Platform-specific edge cases are worth enumerating explicitly. iOS handles backgrounding differently than Android; Windows handles focus changes differently than macOS. A fix that works on the development platform may not work on every target. Test on each shipping platform deliberately.

When writing a regression test for this fix, focus on the boundary conditions that surfaced the original bug. Tests that exercise the happy path catch obvious regressions; tests that exercise the boundary catch the subtler regressions that look like new bugs but are really the original returning. The latter are the tests that earn their keep over the long life of the project.

Team communication

When this bug class affects multiple teams (often the case for cross-system issues), early communication prevents duplicate work. The team that owns the symptom may not own the cause. A 15-minute conversation at the start of triage often saves hours of independent investigation.

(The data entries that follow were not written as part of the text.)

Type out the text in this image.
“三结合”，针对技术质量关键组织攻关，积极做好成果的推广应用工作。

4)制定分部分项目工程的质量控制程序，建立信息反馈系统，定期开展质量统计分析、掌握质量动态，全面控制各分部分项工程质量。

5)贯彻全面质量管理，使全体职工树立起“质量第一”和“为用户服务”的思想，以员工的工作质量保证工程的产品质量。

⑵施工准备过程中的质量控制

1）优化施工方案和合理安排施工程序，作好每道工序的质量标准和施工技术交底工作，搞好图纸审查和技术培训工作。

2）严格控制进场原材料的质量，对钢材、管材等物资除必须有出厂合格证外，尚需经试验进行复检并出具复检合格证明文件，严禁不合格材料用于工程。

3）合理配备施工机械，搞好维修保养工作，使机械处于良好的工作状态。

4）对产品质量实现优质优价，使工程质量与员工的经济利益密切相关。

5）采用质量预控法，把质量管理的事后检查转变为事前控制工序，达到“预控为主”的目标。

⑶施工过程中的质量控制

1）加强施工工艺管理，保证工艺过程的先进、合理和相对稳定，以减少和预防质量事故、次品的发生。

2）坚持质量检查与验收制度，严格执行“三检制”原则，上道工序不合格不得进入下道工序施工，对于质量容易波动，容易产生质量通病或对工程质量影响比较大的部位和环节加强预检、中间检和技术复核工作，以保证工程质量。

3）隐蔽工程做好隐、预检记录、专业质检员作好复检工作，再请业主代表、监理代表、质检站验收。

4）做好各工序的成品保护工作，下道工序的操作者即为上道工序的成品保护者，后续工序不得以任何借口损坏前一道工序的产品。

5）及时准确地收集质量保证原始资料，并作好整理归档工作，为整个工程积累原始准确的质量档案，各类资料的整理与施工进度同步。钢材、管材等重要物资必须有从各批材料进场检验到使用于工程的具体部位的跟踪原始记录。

If this fix touches a system several engineers work in, a short writeup in the team's engineering channel helps. Not a full design doc - a paragraph explaining what was wrong, what's fixed, and what to watch for. Future engineers encountering similar symptoms will search for the fix; making it findable is a small investment that pays back later.

“Await everything. Log unobserved. UniTask for serious code. Exceptions become visible.”

Related Issues

For coroutine stop, see StopCoroutine. For Burst managed allocation, see Burst BC1006.

Await. Observe. Cancel. Exceptions surface.